Die Lohntransparenz-Richtlinie fordert eine geschlechtsunabhängige gleiche Bezahlung. Bei Abweichungen ab fünf Prozent müssen Unternehmen ab 2026 angleichen.(Bild:  C D/peopleimages.com - adobe.stock.com)
Die Lohntransparenz-Richtlinie fordert eine geschlechtsunabhängige gleiche Bezahlung. Bei Abweichungen ab fünf Prozent müssen Unternehmen ab 2026 angleichen.
(Bild: C D/peopleimages.com - adobe.stock.com)

Transparenz, Wertschätzung und Respekt – auf diesen Werten basiere die Unternehmenskultur von BMW, sagt Ilka Horstmeier, Arbeitsdirektorin und Vorstandsmitglied des Münchener Automobilkonzerns.

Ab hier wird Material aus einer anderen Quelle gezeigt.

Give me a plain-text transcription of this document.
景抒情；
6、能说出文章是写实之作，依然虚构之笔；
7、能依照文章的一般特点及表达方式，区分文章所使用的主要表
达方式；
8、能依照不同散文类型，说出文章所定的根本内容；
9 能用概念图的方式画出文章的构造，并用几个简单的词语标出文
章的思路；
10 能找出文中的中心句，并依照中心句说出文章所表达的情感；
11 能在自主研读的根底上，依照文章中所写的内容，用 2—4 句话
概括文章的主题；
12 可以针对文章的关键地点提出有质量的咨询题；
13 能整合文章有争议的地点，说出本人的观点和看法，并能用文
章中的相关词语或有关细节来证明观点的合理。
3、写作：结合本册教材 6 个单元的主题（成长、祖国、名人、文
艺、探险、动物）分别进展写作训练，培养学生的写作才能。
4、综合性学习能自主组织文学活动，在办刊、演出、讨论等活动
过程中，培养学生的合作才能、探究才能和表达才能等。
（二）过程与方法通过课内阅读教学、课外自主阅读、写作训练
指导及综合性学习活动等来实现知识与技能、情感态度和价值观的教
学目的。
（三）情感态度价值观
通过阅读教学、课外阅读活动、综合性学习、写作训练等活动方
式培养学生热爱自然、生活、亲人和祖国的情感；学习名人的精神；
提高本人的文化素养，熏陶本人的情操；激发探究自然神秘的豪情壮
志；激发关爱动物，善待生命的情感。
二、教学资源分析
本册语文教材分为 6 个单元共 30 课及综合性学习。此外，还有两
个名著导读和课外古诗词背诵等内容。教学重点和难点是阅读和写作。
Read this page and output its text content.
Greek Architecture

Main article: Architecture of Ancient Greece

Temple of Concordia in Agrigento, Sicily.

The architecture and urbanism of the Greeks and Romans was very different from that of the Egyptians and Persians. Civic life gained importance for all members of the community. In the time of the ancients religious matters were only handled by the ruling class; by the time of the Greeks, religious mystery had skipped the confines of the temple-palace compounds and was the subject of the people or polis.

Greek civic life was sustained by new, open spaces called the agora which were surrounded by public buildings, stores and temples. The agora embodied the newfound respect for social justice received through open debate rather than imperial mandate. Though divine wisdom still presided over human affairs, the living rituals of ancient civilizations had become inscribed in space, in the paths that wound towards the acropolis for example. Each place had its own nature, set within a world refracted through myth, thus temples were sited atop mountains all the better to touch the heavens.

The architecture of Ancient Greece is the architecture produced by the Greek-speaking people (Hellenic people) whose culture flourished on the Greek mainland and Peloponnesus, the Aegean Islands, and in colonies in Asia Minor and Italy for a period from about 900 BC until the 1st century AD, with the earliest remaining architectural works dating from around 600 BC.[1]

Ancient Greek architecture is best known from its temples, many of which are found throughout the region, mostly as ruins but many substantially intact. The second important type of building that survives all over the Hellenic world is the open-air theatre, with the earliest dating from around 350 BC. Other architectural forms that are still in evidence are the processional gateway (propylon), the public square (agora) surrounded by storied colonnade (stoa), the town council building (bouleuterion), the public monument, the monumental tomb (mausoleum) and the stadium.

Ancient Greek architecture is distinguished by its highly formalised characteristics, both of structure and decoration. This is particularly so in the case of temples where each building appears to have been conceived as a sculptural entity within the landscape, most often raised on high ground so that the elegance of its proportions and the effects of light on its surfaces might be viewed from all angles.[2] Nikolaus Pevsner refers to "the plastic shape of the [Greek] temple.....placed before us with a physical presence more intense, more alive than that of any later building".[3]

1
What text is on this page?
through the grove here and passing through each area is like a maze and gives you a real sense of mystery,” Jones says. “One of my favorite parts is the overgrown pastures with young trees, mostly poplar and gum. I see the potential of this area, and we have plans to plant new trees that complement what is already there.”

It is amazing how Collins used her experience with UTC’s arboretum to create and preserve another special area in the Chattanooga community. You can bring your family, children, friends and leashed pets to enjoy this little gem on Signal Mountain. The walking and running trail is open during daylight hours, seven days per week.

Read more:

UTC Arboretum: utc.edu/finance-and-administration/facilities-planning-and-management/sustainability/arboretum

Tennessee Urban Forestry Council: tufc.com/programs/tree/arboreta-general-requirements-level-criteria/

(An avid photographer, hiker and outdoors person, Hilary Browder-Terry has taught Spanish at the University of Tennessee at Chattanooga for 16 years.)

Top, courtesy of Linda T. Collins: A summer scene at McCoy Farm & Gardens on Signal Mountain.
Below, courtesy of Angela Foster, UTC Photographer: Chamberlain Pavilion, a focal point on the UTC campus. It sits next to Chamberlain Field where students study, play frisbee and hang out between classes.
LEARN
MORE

Beleg dafür: 2023 erreichte der Autobauer als erstes Unternehmen in Deutschland die höchste Zertifizierung des Fair Pay Innovation Lab (FPI). Die Auszeichnung zeigt, dass die Vergütungsstrukturen bei BMW fair gestaltet sind und es keine signifikanten Abweichungen im Gesamtvergütungspaket von Frauen und Männern gibt.

„Auf diese Auszeichnung sind wir besonders stolz“, so Horstmeier. „Sie belegt, dass unsere Vergütungsstrukturen im Hinblick auf Equal Pay wirksam sind. Faire Gehälter sind für uns eine Selbstverständlichkeit.“ Die BMW Group stehe für das Prinzip Leistung und Gegenleistung, gerechte Arbeitsbedingungen und ein von Vielfalt geprägtes Arbeitsumfeld.